A Sehab não tem se colocado de forma responsável pelo atendimento das famílias. Durante um dos encontros, o secretário Fernando Chucre colocou a secretaria como uma “beneficiária do empreendimento”, tal como seriam as favelas – isso porque, a construção dos novos empreendimentos habitacionais representaria um investimento que não estava previsto no orçamento. Ainda segundo Chucre, o grande problema habitacional de São Paulo é o financiamento da construção dos empreendimentos, um problema que o PIU, tal como as Parcerias Público-Privadas, podem minimizar. Dessa forma, parecia deixar claro que, sem os recursos do PIU, não faria nenhuma intervenção na área, o que claramente influenciou os moradores a apoiarem o projeto.

Ainda, grande parte dos questionamentos não foram respondidos sob a alegação de que seriam amplamente debatidos no âmbito do Conselho Gestor das ZEIS da favela da Linha e do Nove. De fato, pelas regras do Plano Diretor de São Paulo, qualquer intervenção em área de ZEIS deve ser discutida e aprovada pelo Conselho Gestor, formado por representantes dos moradores, do Executivo e da sociedade civil organizada. Contudo, até o momento, o conselho não foi constituído pela Prefeitura, o que contraria o Plano Diretor e dificulta a participação das famílias no processo.
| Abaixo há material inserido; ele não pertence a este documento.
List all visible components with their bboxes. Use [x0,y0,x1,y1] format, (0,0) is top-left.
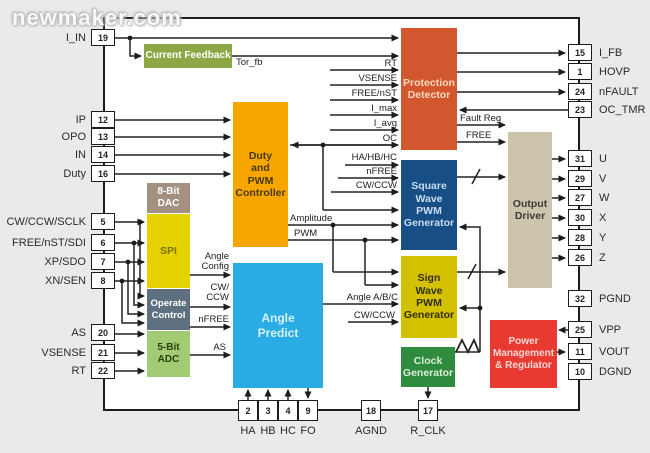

O Secretário Municipal de Habitação, endossado por representantes da SP Urbanismo, sugeriu que a constituição do Conselho Gestor seja feita apenas quando o projeto de lei que instituir o PIU já tiver sido aprovado. Além disso, colocou a preocupação de que os conselhos das ZEIS e do PIU entrem em conflito, sugerindo que seja definida uma forma de subordinação de um conselho ao outro para que isso não aconteça.

Tais questões apresentam dois riscos às famílias: o primeiro, de que a questão da moradia precise se adequar às determinações dos estudos jurídicos e econômicos, que estarão definidos em lei, sem que haja um debate real sobre as necessidades de atendimento habitacional; e, segundo, de que as decisões que venham a ser feitas no Conselho Gestor da ZEIS estejam subordinadas ao Conselho do PIU, a depender do desenho de gestão que seja definido na lei.

Soma-se a isso o fato de que o debate foi constantemente reduzido à dicotomia simplista de viabilizar ou não o projeto. Houve um tom de ameaça de inviabilização do projeto, por parte da SP Urbanismo, caso continuassem sendo discutidas medidas que pudessem colocar em risco as métricas das planilhas de cálculo de viabilidade econômico-financeira do grupo proponente. O interesse privado parecia estar no centro do debate, não o interesse público.

A discussão precisa ser aprofundada já, com a imediata criação do Conselho Gestor das ZEIS e ampla participação das famílias da favela da Linha, do Nove, e do Conjunto Madeirite.

* Débora Ungaretti é advogada, mestranda em Planejamento Urbano e Regional na FAUUSP e pesquisadora do LabCidade. 

Larissa Lacerda é socióloga, mestra em planejamento urbano pelo IPPUR/UFRJ e doutoranda em Sociologia na FFLCH/USP. Atualmente, é pesquisadora do LabCidade.